Depuis la prise de pouvoir de Bart Verhaeghe, le Club Bruges révolutionne son actualité pour aborder son avenir avec des chances réelles de renouer avec son riche passé.

Unique club belge à s’être qualifié pour une finale de la Coupe d’Europe des clubs champions - en 1978 contre Liverpool -, le Club Bruges disputera, ce mercredi en Slovénie, sa 250e rencontre de Coupe d’Europe.

Promu baron par le roi Albert II, Michel D’Hooghe a officié comme médecin du Club depuis la fin des années 70 et pendant une bonne dizaine d’années avant d’en devenir le président de mars 2003 à mars 2009.

Il s’imposait naturellement comme un témoin privilégié des heures glorieuses du Club dans les différentes compétitions européennes. "Je retiens évidemment, comme inaltérables faits de gloire, les deux campagnes qui nous ont menés en finale des deux Coupes d’Europe. Je n’oublierai jamais la première, celle de la Coupe UEFA en 1976, et le premier retournement de situation spectaculaire de notre histoire, dans la double confrontation avec Ipswich Town. A l’aller, en seizièmes de finale, nous avions encaissé un sec 3-0. Notre campagne était terminée.
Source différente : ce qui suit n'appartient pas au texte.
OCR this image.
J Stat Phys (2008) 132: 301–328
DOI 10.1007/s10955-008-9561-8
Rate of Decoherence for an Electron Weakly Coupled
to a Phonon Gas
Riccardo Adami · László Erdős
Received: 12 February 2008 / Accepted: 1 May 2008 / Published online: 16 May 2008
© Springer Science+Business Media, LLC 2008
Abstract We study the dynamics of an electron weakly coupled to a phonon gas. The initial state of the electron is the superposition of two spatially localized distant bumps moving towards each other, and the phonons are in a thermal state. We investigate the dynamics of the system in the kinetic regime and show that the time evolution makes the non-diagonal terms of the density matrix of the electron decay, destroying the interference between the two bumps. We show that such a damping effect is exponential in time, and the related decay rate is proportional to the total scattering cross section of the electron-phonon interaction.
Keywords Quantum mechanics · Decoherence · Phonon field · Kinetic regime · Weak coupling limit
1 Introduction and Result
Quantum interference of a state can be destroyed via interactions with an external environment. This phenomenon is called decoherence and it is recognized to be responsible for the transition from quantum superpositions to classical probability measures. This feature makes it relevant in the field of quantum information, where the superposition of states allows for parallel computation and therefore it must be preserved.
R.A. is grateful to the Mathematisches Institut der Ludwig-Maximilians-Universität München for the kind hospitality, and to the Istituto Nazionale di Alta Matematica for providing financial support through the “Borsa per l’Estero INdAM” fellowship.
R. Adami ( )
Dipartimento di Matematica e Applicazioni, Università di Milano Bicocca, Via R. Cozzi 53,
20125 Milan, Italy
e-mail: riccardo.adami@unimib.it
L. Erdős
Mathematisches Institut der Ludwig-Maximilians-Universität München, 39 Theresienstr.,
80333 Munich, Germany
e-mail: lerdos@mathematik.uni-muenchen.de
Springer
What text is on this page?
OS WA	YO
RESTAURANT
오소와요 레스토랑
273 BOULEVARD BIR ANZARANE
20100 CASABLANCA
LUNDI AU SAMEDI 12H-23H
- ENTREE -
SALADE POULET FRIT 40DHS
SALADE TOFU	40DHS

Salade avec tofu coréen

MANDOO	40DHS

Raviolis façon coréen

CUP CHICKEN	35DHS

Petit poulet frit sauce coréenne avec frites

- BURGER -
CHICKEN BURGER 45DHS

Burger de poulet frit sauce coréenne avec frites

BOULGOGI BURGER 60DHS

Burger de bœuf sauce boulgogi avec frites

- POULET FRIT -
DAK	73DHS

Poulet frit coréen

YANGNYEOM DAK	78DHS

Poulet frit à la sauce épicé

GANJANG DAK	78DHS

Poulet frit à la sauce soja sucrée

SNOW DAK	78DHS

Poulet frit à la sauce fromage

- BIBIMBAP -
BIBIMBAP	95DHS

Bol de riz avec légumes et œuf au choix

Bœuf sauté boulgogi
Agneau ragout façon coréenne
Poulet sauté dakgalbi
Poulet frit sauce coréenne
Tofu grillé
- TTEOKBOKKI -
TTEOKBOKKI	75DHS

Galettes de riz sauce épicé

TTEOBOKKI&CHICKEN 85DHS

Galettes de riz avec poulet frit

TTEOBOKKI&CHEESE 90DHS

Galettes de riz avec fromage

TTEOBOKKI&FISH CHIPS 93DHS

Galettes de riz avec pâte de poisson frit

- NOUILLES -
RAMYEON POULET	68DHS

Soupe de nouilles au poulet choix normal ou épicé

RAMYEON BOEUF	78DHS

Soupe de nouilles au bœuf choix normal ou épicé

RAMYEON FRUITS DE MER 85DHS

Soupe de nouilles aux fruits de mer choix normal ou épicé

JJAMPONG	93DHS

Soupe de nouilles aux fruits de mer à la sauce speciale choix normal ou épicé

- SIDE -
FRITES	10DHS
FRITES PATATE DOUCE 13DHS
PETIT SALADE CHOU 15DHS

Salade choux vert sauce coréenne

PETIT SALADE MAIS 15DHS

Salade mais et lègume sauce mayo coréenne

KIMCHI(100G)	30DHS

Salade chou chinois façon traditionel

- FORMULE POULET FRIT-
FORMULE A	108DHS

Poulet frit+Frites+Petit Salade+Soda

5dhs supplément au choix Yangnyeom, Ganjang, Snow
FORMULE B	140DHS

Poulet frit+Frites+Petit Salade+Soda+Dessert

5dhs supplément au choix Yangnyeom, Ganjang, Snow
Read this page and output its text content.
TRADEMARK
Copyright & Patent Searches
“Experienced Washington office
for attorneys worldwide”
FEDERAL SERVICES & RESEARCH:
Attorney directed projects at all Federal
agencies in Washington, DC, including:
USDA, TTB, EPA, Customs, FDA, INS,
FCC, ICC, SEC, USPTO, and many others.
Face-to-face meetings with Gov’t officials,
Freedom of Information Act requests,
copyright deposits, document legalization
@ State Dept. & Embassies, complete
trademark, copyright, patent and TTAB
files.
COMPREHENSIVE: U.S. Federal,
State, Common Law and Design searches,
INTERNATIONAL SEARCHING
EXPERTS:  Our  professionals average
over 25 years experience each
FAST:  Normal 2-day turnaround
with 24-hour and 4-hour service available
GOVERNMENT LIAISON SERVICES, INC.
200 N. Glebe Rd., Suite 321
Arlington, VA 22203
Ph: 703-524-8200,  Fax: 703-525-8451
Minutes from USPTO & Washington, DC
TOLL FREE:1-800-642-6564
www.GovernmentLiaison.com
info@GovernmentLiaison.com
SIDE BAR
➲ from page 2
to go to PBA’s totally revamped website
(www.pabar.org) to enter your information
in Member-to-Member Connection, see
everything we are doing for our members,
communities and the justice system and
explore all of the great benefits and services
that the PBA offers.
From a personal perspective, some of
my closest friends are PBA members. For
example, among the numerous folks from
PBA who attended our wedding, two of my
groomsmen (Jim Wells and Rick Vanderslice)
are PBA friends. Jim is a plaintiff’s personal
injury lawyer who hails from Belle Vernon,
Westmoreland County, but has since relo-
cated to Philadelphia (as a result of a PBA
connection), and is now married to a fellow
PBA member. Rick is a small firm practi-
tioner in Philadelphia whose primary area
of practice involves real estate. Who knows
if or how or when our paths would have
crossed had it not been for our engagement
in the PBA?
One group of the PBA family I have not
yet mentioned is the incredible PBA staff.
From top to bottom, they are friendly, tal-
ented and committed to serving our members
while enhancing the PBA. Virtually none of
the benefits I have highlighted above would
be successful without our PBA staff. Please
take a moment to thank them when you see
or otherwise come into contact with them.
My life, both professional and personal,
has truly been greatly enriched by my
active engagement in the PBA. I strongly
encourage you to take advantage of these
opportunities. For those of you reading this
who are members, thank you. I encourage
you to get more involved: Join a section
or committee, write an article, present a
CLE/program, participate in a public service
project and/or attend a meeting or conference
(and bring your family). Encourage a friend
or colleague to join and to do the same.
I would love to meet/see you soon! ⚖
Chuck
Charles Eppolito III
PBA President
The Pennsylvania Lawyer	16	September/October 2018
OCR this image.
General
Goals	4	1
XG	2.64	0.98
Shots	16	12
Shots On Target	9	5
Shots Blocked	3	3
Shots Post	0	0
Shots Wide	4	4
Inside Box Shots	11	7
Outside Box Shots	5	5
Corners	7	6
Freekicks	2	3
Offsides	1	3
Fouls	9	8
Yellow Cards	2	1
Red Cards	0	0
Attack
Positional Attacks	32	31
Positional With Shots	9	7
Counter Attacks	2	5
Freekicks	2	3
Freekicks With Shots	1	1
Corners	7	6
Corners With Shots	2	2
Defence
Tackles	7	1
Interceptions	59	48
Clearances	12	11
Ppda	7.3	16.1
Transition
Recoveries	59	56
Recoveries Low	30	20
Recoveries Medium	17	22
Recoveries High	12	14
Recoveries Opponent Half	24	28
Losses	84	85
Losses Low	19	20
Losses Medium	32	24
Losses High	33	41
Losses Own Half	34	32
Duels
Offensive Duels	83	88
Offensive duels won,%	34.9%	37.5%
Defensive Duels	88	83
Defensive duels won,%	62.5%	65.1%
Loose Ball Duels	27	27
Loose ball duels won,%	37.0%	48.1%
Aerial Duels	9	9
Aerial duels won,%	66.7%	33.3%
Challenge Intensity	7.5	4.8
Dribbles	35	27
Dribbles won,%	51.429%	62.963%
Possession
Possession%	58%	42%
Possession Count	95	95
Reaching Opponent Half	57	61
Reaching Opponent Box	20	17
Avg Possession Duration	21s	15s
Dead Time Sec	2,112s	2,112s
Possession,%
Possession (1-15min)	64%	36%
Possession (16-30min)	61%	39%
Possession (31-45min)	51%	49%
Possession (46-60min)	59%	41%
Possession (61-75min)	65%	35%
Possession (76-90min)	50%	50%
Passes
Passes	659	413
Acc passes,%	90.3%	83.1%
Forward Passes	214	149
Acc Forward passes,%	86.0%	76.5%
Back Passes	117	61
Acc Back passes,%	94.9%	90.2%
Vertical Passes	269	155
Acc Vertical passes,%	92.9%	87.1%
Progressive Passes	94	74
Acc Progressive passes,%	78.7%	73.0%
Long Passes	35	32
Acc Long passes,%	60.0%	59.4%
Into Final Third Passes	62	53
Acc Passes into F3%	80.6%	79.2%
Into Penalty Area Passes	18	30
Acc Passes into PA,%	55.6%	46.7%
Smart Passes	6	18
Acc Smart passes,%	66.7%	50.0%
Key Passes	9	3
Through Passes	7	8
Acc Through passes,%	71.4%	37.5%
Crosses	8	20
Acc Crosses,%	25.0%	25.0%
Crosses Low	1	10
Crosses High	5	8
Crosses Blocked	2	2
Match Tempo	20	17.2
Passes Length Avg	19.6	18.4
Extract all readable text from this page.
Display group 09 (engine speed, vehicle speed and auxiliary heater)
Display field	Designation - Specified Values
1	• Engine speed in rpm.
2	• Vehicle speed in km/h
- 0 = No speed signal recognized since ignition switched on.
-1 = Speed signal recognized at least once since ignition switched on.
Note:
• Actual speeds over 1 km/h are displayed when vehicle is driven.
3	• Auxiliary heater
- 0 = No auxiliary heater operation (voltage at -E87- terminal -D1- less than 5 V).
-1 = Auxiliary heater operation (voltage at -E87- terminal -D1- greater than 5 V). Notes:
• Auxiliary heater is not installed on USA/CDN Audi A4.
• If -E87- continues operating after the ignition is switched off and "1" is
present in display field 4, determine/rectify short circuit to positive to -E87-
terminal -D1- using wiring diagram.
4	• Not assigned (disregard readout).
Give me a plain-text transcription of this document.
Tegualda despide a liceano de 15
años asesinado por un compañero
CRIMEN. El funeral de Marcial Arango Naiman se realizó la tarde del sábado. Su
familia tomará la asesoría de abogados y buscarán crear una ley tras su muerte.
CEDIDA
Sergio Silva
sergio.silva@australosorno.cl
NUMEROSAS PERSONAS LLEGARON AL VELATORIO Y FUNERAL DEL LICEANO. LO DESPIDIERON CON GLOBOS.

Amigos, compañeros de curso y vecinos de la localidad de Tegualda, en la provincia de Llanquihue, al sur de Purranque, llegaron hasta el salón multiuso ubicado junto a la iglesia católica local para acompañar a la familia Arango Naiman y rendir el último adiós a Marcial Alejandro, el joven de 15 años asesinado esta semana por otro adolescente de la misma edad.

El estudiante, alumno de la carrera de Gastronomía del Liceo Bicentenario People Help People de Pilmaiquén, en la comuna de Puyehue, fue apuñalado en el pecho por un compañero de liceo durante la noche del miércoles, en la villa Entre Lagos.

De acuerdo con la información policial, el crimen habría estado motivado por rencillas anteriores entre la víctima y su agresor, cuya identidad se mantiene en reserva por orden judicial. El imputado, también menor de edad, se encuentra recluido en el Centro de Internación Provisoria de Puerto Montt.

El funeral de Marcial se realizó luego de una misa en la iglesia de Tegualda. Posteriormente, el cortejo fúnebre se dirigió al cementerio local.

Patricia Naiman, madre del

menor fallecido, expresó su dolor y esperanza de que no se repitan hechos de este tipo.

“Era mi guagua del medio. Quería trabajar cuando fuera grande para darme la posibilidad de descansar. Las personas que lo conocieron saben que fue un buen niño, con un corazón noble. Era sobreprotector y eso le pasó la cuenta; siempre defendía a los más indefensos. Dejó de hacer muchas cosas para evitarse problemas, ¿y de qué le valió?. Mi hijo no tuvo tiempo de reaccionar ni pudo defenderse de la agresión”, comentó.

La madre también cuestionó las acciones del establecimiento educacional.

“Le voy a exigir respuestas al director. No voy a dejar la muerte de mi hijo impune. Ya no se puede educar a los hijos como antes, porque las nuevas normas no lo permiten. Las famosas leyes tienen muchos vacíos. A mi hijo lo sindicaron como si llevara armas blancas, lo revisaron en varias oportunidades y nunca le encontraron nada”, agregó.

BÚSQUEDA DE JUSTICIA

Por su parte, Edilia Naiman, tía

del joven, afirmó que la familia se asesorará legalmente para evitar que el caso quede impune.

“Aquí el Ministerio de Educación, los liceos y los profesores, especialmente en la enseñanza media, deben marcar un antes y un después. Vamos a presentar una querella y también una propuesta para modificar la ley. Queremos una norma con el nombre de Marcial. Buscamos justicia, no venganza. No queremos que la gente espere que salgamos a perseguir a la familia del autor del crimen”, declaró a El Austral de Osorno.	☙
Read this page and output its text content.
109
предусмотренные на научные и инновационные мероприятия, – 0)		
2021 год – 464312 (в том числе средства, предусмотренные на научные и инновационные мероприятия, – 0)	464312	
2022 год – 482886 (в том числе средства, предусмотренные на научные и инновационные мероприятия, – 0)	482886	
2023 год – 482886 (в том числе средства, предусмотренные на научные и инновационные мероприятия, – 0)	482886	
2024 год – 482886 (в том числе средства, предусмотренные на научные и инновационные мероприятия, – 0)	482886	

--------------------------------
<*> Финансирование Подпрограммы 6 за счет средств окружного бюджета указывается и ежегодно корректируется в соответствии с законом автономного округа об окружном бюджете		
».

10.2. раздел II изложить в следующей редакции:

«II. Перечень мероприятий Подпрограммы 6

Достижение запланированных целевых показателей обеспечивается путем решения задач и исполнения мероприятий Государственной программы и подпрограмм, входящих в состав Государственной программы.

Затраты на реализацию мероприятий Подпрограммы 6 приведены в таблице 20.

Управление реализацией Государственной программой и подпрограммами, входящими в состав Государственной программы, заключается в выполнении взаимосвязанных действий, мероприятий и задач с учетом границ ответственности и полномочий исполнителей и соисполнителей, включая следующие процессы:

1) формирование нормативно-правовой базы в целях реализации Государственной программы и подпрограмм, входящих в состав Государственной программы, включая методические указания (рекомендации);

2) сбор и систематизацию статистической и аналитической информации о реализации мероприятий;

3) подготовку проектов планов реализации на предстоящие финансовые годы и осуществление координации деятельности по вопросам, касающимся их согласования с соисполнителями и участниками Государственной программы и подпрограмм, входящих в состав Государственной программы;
Les gens se sont malgré tout rendus au Klokke pour le retour, car ils voulaient découvrir le football anglais. A la mi-temps, nous avions comblé notre retard de trois buts. Dans le vestiaire, les joueurs étaient "morts". Je me demandais comment ils allaient pouvoir recommencer à courir pendant 45 minutes. On s’est qualifiés à deux minutes de la fin. Le stade a explosé en agitant des mouchoirs. Je me souviens que je me suis retourné vers la tribune : les gens pleuraient. Cette qualification nous a vraiment ouvert les portes de l’Europe : nous avons ensuite éliminé l’AS Rome, le Milan AC et Hambourg avant d’échouer d’extrême justesse, en finale aller et retour contre Liverpool."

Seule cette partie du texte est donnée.